You need to create a new StringBuffer each time. Each item item in the Vector is just a pointer to the same StringBuffer object, so each time through the loop you are resetting the single instance of stringbuffer and adding the same reference to the Vector.
Just replace the temp.setLength(0); with temp = new StringBuffer();

If you have to have an independent object added to the Vector, create a new one each time.
You're adding references to the vector. If the state of an object changes, then all references to it see the change.

It uses the same object each time. You should add a temp = new StringBuffer(); to the end of your loop. (The result of your loop will be a Vector of pointers to the same single empty StringBuffer.)

The Vector will store the reference you give it, it won't create its own copy of the object. So if you want the Vector to have buffers separate from the one you're continuing to use, as you said you'll need to create those separately by creating a new buffer instead of setting the old one's length to zero.
Off-topic side note: Vector is fairly out of date. you're probably better off with ArrayList (or one of the other classes implementing List, if you don't need an array backing it).

Inserting an element into a collection does not, and can not, make a copy of an object, because Java has no formalized notion of a copy-constructor or operator overloading for user-defined types. That is, a general purpose collection can not know how to copy the contained objects.
Java's assignment operator always copies the pointer, never the contents, of a user-defined type.

As most of the answers here say, a Vector stores references to objects of type Object. If you change the underlying Object each time you will end up with a Vector containing lots of references to one object, which now contains the last value you gave it.
Based on the name of your variables, I'm guessing you actually want to be storing numbers in your Vector.
In an ideal world you would just add object of type int into the Vector. Unfortunately, in Java an int is a 'primitive type', and Vector can only store objects of type Object. This means you can only put Integer objects into the Vector instead of int objects.
So your code will look something like:
// Put a number at index 0
Integer inputNumber = new Integer(7);
numbersToCalculate.add(0, inputNumber);
// Some time later read out the value at index 0
Object objFromVector = numbersToCalculate.elementAt(0);
// Cast the Object to an Integer
Integer numberToProcess = (Integer)objFromVector;
This code will throw an IllegalCastException if the Vector contains something that isn't an Integer object.
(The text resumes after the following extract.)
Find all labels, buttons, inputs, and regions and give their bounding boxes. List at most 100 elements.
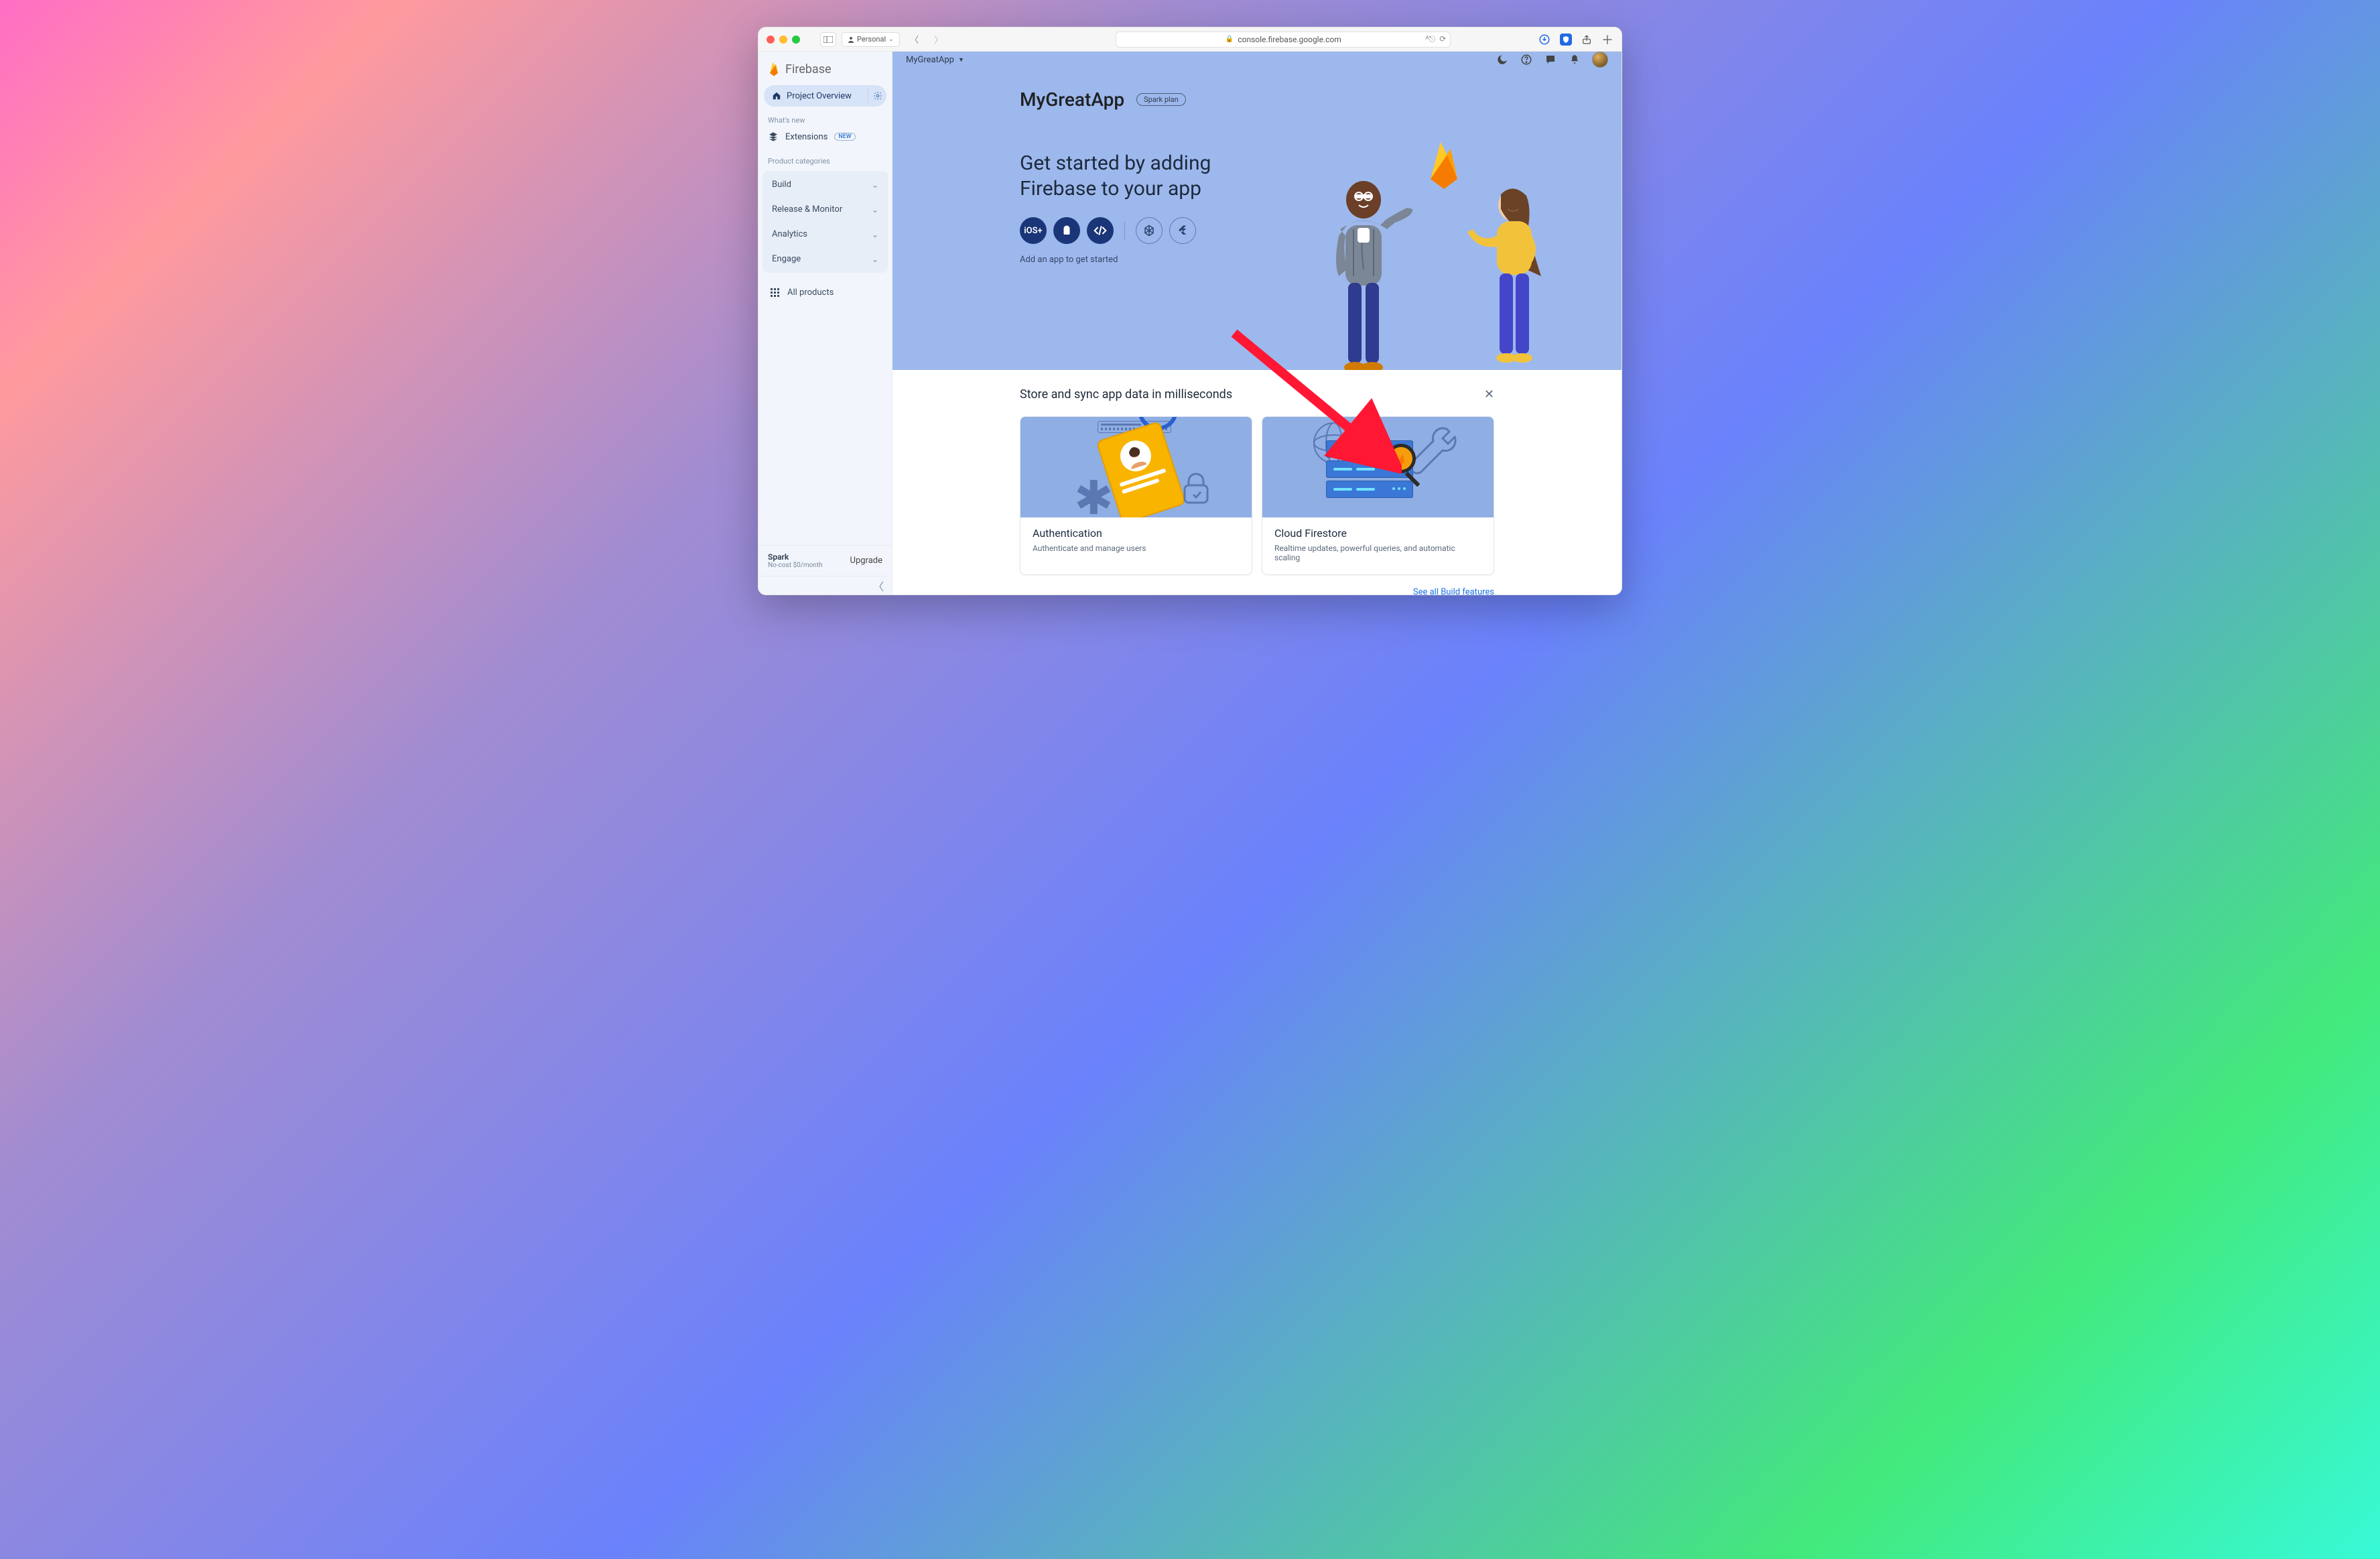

If you are worried about that you can encompass it in a try catch statement.
In your example you will presumably want to just loop through all the numbers in the Vector. You also might want to be more prescriptive about what objects your Vector can contain (called 'Generics', which is similar to C templating). Here's what it might look like:
Vector<Integer> myVector = new Vector<Integer>();
// Add stuff to the Vector
for (Integer number : myVector)
{
// Do stuff with the number
}
The foreach and Generics constructs were only added in Java SDK 1.5, so you can't use them if you want to run on an earlier Java SDK.